You will use two types of data sets when studying statistics • Populations – the collection of all outcomes, responses, measurements or counts that are of interest. • Samples – a subset of a population • Why are samples used more often than a population? • Unless a population is small, it is usually impractical if not impossible to obtain all the population data. So therefore most studies, information must be obtained from a sample.
Example • In a recent survey, 3002 adults in the United States were asked if they read news on the Internet at least once a week. Six hundred of the adults said yes. • Identify the population • Identify the sample • What does the data set consist of?
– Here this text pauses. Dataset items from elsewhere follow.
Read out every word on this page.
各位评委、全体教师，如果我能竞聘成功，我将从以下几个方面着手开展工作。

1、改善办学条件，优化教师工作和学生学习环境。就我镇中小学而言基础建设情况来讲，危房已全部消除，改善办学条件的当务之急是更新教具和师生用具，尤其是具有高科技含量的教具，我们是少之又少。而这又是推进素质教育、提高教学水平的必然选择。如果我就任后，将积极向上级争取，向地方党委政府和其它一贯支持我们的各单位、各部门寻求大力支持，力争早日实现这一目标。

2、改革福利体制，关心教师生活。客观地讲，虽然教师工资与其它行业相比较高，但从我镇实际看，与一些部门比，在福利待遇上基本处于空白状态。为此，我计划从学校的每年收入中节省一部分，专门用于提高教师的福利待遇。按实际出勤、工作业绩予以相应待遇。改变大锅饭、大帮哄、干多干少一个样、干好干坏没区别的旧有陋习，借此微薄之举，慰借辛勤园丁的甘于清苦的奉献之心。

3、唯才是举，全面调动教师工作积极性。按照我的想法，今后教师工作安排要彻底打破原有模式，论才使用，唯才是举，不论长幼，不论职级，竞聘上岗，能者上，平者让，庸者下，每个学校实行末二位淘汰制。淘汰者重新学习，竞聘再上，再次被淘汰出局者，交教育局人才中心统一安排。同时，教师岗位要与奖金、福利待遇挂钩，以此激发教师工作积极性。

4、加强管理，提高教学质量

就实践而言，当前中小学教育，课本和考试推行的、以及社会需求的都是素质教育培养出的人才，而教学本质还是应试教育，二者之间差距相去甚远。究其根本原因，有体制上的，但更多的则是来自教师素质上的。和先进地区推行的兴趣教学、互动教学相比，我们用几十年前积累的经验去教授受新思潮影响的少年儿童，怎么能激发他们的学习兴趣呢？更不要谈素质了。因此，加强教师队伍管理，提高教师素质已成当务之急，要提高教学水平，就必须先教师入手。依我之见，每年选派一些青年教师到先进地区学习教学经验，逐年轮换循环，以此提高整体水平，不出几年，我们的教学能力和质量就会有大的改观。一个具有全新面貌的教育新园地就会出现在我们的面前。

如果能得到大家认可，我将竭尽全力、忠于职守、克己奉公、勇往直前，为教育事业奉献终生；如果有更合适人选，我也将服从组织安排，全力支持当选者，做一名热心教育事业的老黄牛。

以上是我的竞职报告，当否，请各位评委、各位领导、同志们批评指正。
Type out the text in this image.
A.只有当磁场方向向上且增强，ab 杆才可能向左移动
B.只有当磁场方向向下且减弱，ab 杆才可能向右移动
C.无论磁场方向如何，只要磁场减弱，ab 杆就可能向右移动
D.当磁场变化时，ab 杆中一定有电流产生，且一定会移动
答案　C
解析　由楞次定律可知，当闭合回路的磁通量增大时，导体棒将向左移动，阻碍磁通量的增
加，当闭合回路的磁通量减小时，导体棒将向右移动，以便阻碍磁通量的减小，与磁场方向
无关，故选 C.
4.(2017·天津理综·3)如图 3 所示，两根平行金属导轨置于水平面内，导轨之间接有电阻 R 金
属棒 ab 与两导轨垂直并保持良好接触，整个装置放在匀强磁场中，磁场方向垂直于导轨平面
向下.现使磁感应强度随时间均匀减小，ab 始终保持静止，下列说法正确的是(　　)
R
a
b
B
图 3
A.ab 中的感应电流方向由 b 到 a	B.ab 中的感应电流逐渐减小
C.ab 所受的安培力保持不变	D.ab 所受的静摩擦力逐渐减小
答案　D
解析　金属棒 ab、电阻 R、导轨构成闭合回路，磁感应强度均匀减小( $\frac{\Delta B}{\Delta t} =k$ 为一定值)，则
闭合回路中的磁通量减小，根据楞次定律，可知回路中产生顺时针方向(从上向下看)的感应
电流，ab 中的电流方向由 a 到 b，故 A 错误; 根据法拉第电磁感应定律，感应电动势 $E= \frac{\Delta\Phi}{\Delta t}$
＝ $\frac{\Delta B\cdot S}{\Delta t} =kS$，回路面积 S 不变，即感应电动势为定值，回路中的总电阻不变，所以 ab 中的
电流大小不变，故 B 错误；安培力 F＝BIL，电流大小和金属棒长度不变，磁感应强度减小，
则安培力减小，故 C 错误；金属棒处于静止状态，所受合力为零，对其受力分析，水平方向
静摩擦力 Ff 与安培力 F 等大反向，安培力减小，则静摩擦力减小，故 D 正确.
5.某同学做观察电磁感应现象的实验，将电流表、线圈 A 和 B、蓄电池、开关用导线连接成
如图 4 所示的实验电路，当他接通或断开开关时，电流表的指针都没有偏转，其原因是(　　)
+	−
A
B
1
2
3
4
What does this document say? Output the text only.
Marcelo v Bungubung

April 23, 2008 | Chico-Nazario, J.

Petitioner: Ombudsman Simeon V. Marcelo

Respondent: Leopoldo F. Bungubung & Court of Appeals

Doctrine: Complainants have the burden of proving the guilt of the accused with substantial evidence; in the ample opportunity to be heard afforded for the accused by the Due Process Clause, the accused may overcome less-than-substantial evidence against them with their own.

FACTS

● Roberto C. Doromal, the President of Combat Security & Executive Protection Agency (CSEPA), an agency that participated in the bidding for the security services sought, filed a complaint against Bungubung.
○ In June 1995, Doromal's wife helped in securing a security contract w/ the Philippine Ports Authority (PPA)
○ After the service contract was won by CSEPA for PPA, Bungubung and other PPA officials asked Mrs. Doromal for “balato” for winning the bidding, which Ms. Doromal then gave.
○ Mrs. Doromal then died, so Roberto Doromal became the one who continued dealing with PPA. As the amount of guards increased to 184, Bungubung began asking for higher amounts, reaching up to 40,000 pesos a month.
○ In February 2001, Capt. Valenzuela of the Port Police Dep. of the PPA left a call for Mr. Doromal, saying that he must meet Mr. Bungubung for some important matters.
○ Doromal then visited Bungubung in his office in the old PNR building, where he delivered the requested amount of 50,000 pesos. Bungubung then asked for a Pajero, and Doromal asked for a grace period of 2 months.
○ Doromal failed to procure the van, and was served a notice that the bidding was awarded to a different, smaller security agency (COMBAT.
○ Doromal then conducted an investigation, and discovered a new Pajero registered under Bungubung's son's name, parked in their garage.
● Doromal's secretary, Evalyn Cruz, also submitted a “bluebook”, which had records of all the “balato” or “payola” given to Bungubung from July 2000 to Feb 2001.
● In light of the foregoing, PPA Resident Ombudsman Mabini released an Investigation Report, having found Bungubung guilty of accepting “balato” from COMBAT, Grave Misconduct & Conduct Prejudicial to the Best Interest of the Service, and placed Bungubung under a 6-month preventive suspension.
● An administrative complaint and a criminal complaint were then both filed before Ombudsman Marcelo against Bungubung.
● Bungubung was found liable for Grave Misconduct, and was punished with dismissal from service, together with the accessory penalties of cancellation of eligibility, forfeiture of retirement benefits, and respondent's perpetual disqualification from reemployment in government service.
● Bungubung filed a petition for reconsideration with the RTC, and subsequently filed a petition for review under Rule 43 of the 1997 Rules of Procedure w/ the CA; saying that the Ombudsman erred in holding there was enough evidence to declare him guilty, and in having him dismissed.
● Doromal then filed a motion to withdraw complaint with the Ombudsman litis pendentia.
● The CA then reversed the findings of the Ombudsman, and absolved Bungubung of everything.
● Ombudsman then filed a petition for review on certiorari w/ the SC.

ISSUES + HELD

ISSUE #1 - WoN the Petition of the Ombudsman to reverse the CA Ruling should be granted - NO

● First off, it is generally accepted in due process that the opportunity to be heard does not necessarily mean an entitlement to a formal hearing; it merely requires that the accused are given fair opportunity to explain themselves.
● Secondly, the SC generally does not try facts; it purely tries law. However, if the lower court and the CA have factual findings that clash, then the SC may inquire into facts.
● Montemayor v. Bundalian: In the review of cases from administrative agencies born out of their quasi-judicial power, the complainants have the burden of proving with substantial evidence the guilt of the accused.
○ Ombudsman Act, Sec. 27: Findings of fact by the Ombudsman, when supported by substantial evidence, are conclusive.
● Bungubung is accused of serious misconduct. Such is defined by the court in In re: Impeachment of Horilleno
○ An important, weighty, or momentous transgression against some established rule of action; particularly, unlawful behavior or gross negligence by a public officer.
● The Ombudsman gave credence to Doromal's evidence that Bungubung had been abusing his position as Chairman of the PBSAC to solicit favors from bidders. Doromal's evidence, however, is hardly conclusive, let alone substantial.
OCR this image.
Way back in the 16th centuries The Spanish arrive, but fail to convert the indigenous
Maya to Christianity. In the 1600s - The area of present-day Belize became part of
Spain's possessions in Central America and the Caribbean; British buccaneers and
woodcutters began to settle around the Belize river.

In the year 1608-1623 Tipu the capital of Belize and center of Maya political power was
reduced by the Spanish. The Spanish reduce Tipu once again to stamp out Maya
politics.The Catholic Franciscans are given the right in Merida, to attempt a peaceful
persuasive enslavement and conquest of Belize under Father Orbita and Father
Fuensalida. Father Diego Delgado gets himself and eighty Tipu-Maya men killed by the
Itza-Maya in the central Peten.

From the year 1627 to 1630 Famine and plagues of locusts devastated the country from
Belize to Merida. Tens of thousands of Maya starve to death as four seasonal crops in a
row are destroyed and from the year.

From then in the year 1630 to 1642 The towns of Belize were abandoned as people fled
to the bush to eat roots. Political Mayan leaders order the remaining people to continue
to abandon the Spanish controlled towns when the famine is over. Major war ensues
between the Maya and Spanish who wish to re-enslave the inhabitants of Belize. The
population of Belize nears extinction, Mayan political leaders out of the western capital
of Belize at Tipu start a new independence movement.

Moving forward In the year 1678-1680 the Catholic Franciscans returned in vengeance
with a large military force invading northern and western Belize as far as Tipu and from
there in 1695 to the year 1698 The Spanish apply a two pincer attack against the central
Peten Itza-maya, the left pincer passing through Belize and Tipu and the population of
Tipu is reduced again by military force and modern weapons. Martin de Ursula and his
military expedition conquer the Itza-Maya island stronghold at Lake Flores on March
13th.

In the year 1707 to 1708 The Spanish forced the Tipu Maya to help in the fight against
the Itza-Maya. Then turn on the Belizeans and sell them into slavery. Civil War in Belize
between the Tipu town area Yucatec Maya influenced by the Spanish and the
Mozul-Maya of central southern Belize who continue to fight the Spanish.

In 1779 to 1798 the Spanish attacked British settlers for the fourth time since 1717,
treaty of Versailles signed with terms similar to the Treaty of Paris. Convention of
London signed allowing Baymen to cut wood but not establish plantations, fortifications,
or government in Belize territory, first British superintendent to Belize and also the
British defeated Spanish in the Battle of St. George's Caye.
Whether a data set is a population or a sample usually depends on the context of the real-life situation. For instance, in our previous example, the population was the set of responses of all adults in the United States. Depending on the purpose of the survey, the population could have been the set of responses of all adults who live in California or who have telephones or who read a particular newspaper
You try! • The U.S. Department of Energy conducts weekly surveys of approximately 900 gasoline stations to determine the average price per gallon of regular gasoline. On December 29, 2011, the average price was $3.48 per gallon. • Identify the population • Identify the sample. • What does the data set consist of?
Again, whether a data set is a population or a sample usually depends on the context of the real-life situation. For instance, in Example 1, the population was the set of all responses of all adults in the United States. Depending on the purpose of the survey, the population could have been the set of responses of all adults who live in Texas or who have telephones or who read a particular newspaper. • Parameter – a numerical description of a population characteristic • Statistic – a numerical description of a sample characteristic
Distinguish between Parameter and Statistic • “A recent survey of a sample reported that the average starting salary for a MBA is less than $65,000.” • “Startling salaries for the 667 MBA graduates from the University of Chicago Graduate School of Business increased 8.5% from the previous year.” • “In a random check of a sample of retail stores, the Food and Drug Administration found that 34% of the stores were not storing fish at the proper temperature.”
Branches of Statistics • The study of statistics has two major branches: descriptive statistics and inferential statistics. • Descriptive statistics is the branch of statistics that involves the organization, summarization, and display of data. • Inferential statistics is the branch of statistics that involves using a sample to draw conclusions about a population. A basic tool in the study of inferential statistics is probability.
Example 1 • Decide which part of the study represents the descriptive branch of statistics. What conclusion might be drawn from the study using inferential statistics? • A large sample of men, aged 48 was studied for 18 years. For unmarried men, approximately 70% were alive at age 65. For married men, 90% were alive at 65.
Example 2 • Decide which part of the study represents the descriptive branch of statistics. What conclusion might be drawn from the study using inferential statistics? • In a sample of Wall Street analysts, the percentage who incorrectly forecasted high-tech earnings in a recent year was 44%.
Introduction to Statistics • Learning Objectives: • What is the definition of statistics • Distinguish between a population and sample • Distinguish between a parameter and a statistic • Distinguish between descriptive statistics and inferential Statistics • Assessment: • Complete Unit 1- Lesson one class work. Due at the end of class. • Homework • Find a newspaper or magazine article that describes a survey and bring to class on Friday.